Uitgesproken poëzie
door Berry Vos
De Ierse schrijver James Joyce heeft ooit aan de lezers die zijn Finnegans Wake niet begrepen de tip gegeven om de tekst hardop te lezen, met een Iers accent. Iets dergelijks zou ook kunnen werken voor de poëzie in Probeert u het later nog eens, Josse Koks tweede bundel, maar dan met een Dordtse tongval. Kok is bekend uit de poetry slamwereld, wat aan de verzen in deze bundel goed te merken is. Ze hebben een soort declamatorisch karakter. Het zijn ronkende teksten in vaak korte zinnen waarbij de gedichten een soort nonchalance ademen. Dit gecombineerd met de puntige staccatostijl deed mij op een gegeven moment denken aan de poëzie van Gerrit Krol. Maar waar we bij Krol een scherpe waarnemer aan het woord zien, verzandt de poëzie in deze bundel te vaak in koddigheden: ‘Er zwemt een kuiken in de vla. / Campina treft geen blaam. / Je ziet alleen het snaveltje / dat soms naar adem hapt.’ Ik mis bij Kok vaak de pointe, en als die er is dan stelt die vaak teleur. Het is niet altijd duidelijk wat de dichter nou precies wil zeggen. Wat is de motivatie om deze gedichten te schrijven? Zijn het zielenroerselen? Observaties? Interpretaties? Volgens de wervende tekst op het achterplat worden de teksten gekenmerkt door ‘hallucinatoire visioenen’. Dat levert soms aardige zinnen op zoals ‘Als ik mijn duimen in mijn oren prop / en drie keer nies, klap ik binnenstebuiten / en kun je in mijn schedel de momenten / turven waarop ik bijna was gebarsten’, maar vaker levert het teksten op waar ik me niet goed raad mee weet.

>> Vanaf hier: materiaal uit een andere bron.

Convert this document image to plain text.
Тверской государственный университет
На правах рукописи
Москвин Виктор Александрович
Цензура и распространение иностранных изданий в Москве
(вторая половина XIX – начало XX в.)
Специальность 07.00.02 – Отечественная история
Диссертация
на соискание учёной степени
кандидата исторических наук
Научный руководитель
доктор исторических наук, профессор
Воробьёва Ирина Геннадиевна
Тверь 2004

De gedichten kenmerken zich door afgemeten, vaak korte regels, zonder rijmschema en zonder duidelijk metrum en zijn verdeeld over vier afdelingen, met de titels ‘Theses’, ‘Motieven’, ‘Pogingen’ en ‘Daden’. De titel ‘Theses’ suggereert dat het hier gaat om stellingen. De bundel opent met het volgende gedicht:
–
Krab aan je kaken alsof je een voorouder opgraaft.
Grom mee op de dissonantie die je omhelst als muziek.

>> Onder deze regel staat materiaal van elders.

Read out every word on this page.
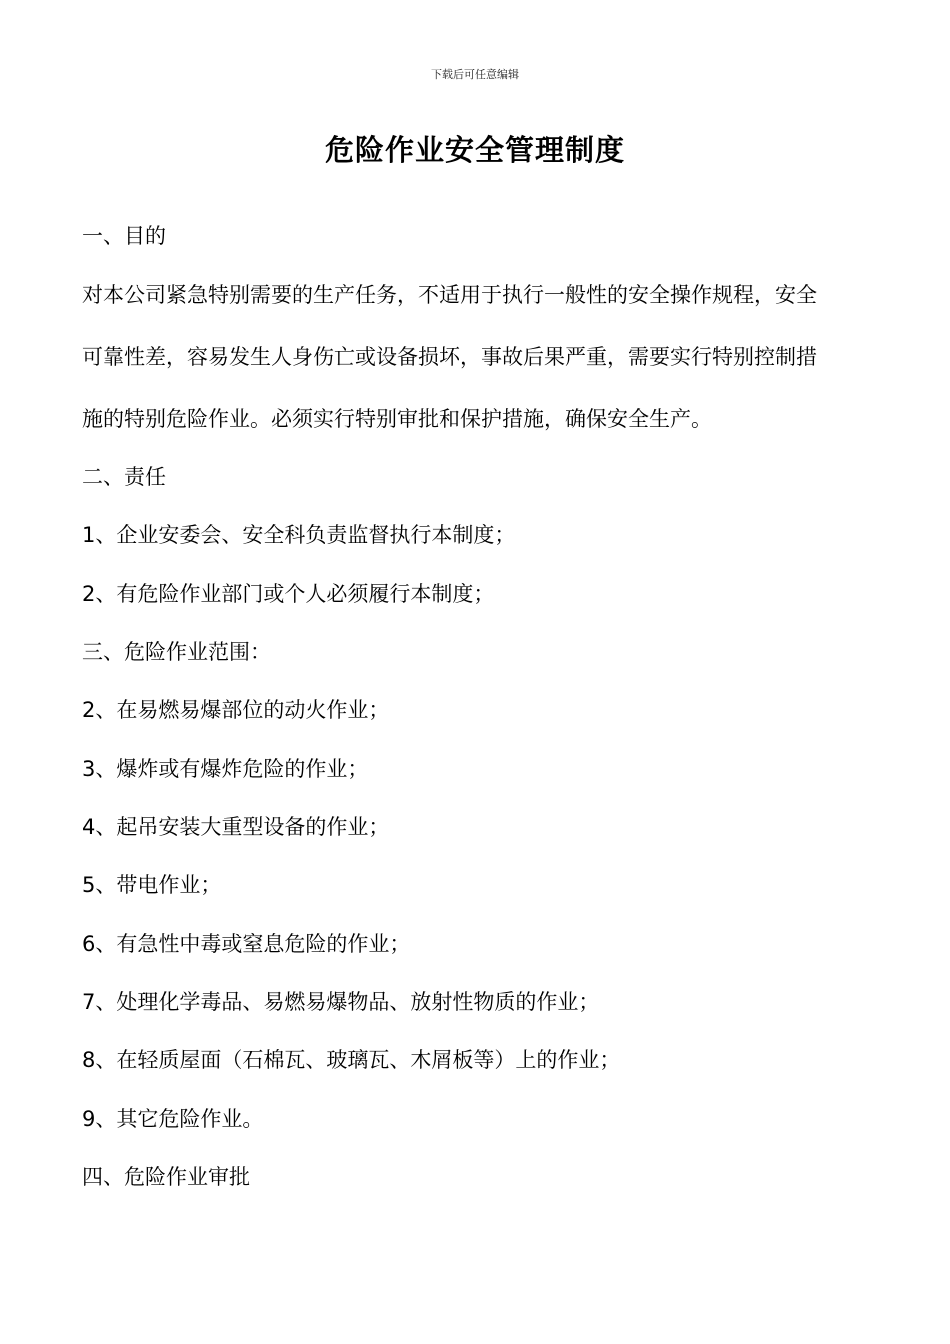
下载后可任意编辑
危险作业安全管理制度
一、目的
对本公司紧急特别需要的生产任务，不适用于执行一般性的安全操作规程，安全
可靠性差，容易发生人身伤亡或设备损坏，事故后果严重，需要实行特别控制措
施的特别危险作业。必须实行特别审批和保护措施，确保安全生产。
二、责任
1、企业安委会、安全科负责监督执行本制度；
2、有危险作业部门或个人必须履行本制度；
三、危险作业范围：
2、在易燃易爆部位的动火作业；
3、爆炸或有爆炸危险的作业；
4、起吊安装大重型设备的作业；
5、带电作业；
6、有急性中毒或窒息危险的作业；
7、处理化学毒品、易燃易爆物品、放射性物质的作业；
8、在轻质屋面（石棉瓦、玻璃瓦、木屑板等）上的作业；
9、其它危险作业。
四、危险作业审批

Grabbel in je oksels naar de oorsprong van de kosmos.
Leg je neer bij het lichaam van een onhandige primaat.
–
Frunnik aan de randen van wat toelaatbaar is.
Sorteer je herinneringen op kleur en omvang.
Kerf een mysterieus symbool in je voorhoofd.
Wens een meubel een ziekte toe en meen het.
–
Knip je nagels alsof je een atoombom ontmantelt.
Roer in je koffie als een magiër in zijn elixer.
Schater in octaven, voeg woorden toe.
Wees in alles onsamenhangend.
Moeten we deze toespeling op de term Ars poetica opvatten als een statement omtrent Josse Koks dichtkunst? Dat zou goed kunnen. We herkennen in dit vers inderdaad de onwerkelijke beelden en rijke fantasie die de rest van de gedichten in de bundel kenmerken.
De afdeling ‘Motieven’ bestaat uit negen gedichten. Van deze gedichten vind ik ‘Succes’ het meest geslaagd. Let in de eerste zin op de dominante A-klank:
Succes
–
Ik beitel een zerk, delf een graf en vraag mij af of ik nu
faal of slaag, wanneer het af is wat ik maak, of ik wat raak,
wie dat bepaalt. Ik tracht. Ondertussen verzamelen motten
zich rond peertjes, brabbelt kroost in gammele wiegjes,
beven senioren hun papje weg. Al wat leeft, stuntelt.
–
Smekend om bijsluiters strompelt men van kuil naar plomp
van trap naar brug. Iedere tunnel kotst een parade uit
maar niets komt aan het licht. Vol kunstmatige instincten
knagen mannen aan vrouwen, dwarrelen meisjes
om jongens, valt de ziener voor de heks.
–
Wij knutselen een wrakke galg en hangen ons te bungelen
verheffen ons voor een publiek van dichtgenaaide monden.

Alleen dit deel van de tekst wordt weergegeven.